In Buddhism, suffering refers to a dissatisfaction with what is, or conversely, an attachment to what isn’t. And, to release ourselves from suffering, we must recognize that life is impermanent, and relinquish attachment to a certain want or result.
In Christianity, the concept of faith plays out by relinquishing control to God. Putting faith in the fact that God has a plan.
When it comes to physical pain, we often make matters worse by creating additional suffering. The Buddha compares being afflicted with bodily pain to being struck by an arrow. Adding mental pain (aversion, displeasure, depression, or self-pity) to physical pain is like being hit by a second arrow. The wise person stops with the first arrow.
There are tales of Buddhist monks with cancer or other chronic illness that are in pain and yet, they experience serene peace.
I tried to test this concept of ‘letting go’ on myself when I was sick recently. There were moments when my head hurt really bad, or I was upset about being sick, or angry with my body and the hand ‘I’ve been dealt,” and I tried to melt into the emotion and sensation, become one with it instead of fight it. However brief, the pain lessened as I gave up the struggle with what was actually happening physically.

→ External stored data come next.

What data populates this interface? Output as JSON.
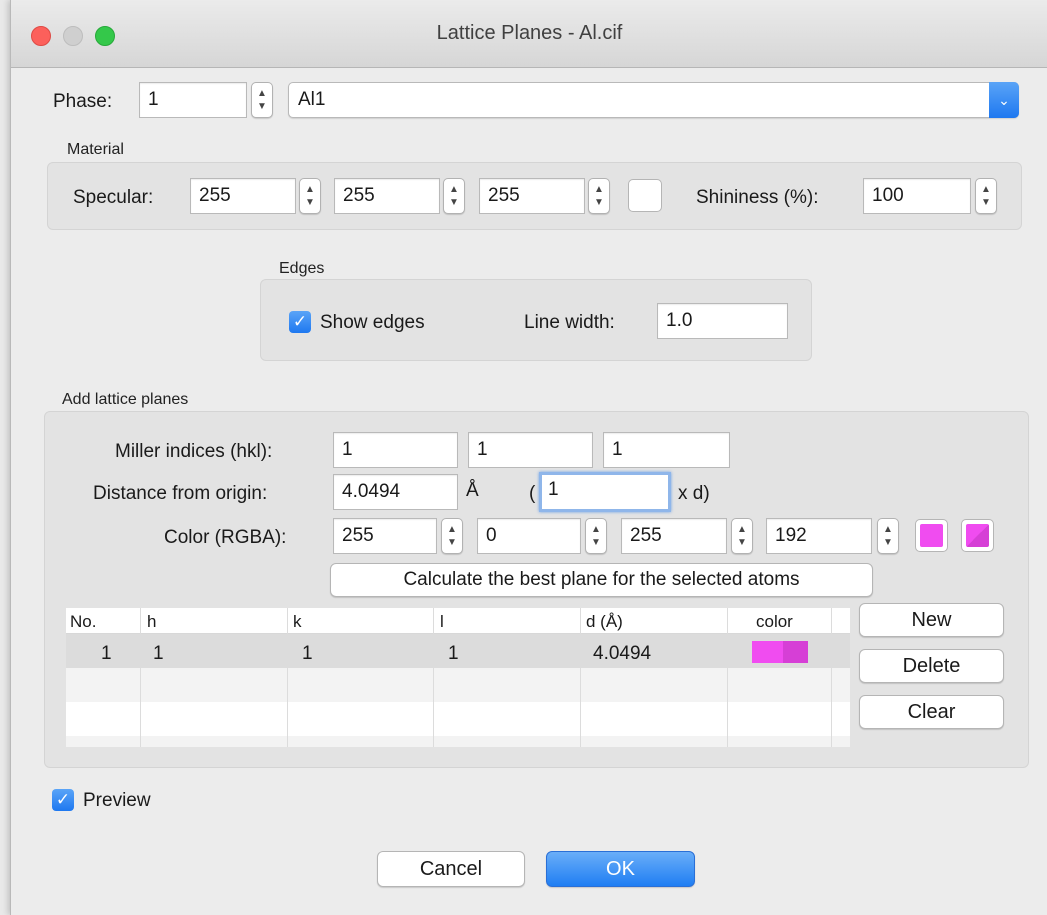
{
  "window": {
    "title": "Lattice Planes - Al.cif"
  },
  "phase": {
    "label": "Phase:",
    "number": "1",
    "selected": "Al1"
  },
  "material": {
    "title": "Material",
    "specular_label": "Specular:",
    "specular_values": [
      "255",
      "255",
      "255"
    ],
    "shininess_label": "Shininess (%):",
    "shininess_value": "100"
  },
  "edges": {
    "title": "Edges",
    "show_edges_label": "Show edges",
    "show_edges_checked": true,
    "line_width_label": "Line width:",
    "line_width_value": "1.0"
  },
  "add_planes": {
    "title": "Add lattice planes",
    "miller_label": "Miller indices (hkl):",
    "miller_values": [
      "1",
      "1",
      "1"
    ],
    "distance_label": "Distance from origin:",
    "distance_value": "4.0494",
    "angstrom": "Å",
    "paren_open": "(",
    "multiplier_value": "1",
    "times_d": "x d)",
    "color_label": "Color (RGBA):",
    "color_values": [
      "255",
      "0",
      "255",
      "192"
    ],
    "calculate_button": "Calculate the best plane for the selected atoms"
  },
  "table": {
    "headers": [
      "No.",
      "h",
      "k",
      "l",
      "d (Å)",
      "color"
    ],
    "rows": [
      {
        "no": "1",
        "h": "1",
        "k": "1",
        "l": "1",
        "d": "4.0494",
        "color": "#f04cf0"
      }
    ]
  },
  "side_buttons": {
    "new": "New",
    "delete": "Delete",
    "clear": "Clear"
  },
  "preview": {
    "label": "Preview",
    "checked": true
  },
  "footer": {
    "cancel": "Cancel",
    "ok": "OK"
  },
  "colors": {
    "accent": "#1f7ef3",
    "magenta": "#f04cf0",
    "close": "#fc605b",
    "minimize": "#d0d0d0",
    "zoom": "#34c84a"
  }
}
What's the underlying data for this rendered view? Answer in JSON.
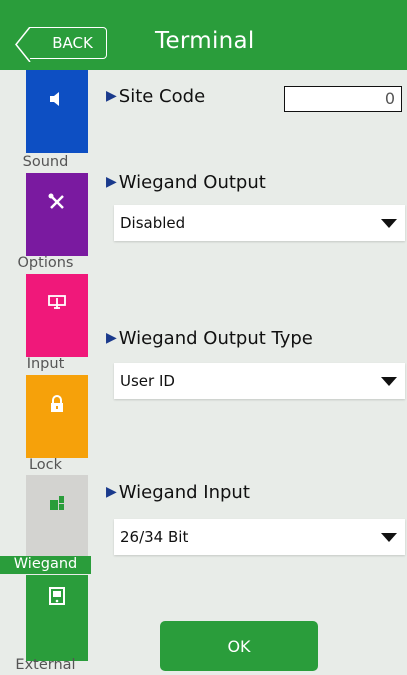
{
  "header": {
    "back_label": "BACK",
    "title": "Terminal"
  },
  "sidebar": {
    "items": [
      {
        "label": "Sound",
        "color": "#0d4fc3",
        "icon": "speaker-icon"
      },
      {
        "label": "Options",
        "color": "#7a1aa0",
        "icon": "tools-icon"
      },
      {
        "label": "Input",
        "color": "#f0187a",
        "icon": "input-device-icon"
      },
      {
        "label": "Lock",
        "color": "#f6a10a",
        "icon": "lock-icon"
      },
      {
        "label": "Wiegand",
        "color": "#d3d3d0",
        "icon": "wiegand-icon",
        "active": true
      },
      {
        "label": "External",
        "color": "#2a9d3b",
        "icon": "external-reader-icon"
      }
    ]
  },
  "form": {
    "site_code": {
      "label": "Site Code",
      "value": "0"
    },
    "wiegand_output": {
      "label": "Wiegand Output",
      "value": "Disabled"
    },
    "wiegand_output_type": {
      "label": "Wiegand Output Type",
      "value": "User ID"
    },
    "wiegand_input": {
      "label": "Wiegand Input",
      "value": "26/34 Bit"
    }
  },
  "ok_label": "OK",
  "colors": {
    "accent": "#2a9d3b",
    "triangle": "#1a3a8c",
    "background": "#e8ece8"
  }
}
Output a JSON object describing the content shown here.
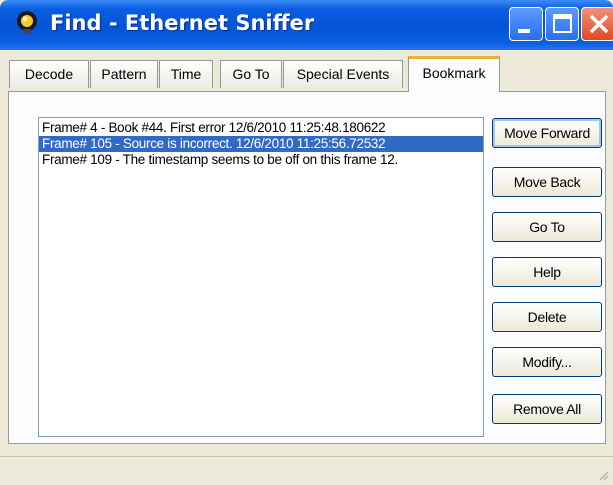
{
  "window": {
    "title": "Find - Ethernet Sniffer",
    "icon": "lightbulb-icon"
  },
  "tabs": [
    {
      "label": "Decode",
      "active": false
    },
    {
      "label": "Pattern",
      "active": false
    },
    {
      "label": "Time",
      "active": false
    },
    {
      "label": "Go To",
      "active": false
    },
    {
      "label": "Special Events",
      "active": false
    },
    {
      "label": "Bookmark",
      "active": true
    }
  ],
  "bookmarks": [
    {
      "text": "Frame# 4 - Book #44.  First error  12/6/2010 11:25:48.180622",
      "selected": false
    },
    {
      "text": "Frame# 105 - Source is incorrect.  12/6/2010 11:25:56.72532",
      "selected": true
    },
    {
      "text": "Frame# 109 - The timestamp seems to be off on this frame  12.",
      "selected": false
    }
  ],
  "buttons": {
    "move_forward": "Move Forward",
    "move_back": "Move Back",
    "go_to": "Go To",
    "help": "Help",
    "delete": "Delete",
    "modify": "Modify...",
    "remove_all": "Remove All"
  },
  "colors": {
    "titlebar": "#0554d8",
    "selection": "#316ac5",
    "active_tab_accent": "#e9b13a"
  }
}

It’s the emotional equivalent of unclenching your fists. Try this: physically stiffen everything in your body, make fists, squish your face, hold your breath. This is struggle. Now, let go. This is surrender. Which one feels better, more at peace?
Surrender can take many forms: prayer, meditation, emotional release, expression, forgiveness, and acceptance. Sometimes just saying the words out loud, “I surrender,” can help.
All pain can teach us something, we just have to be willing to try and find the opportunity for faith and healing instead of firing another arrow at ourselves.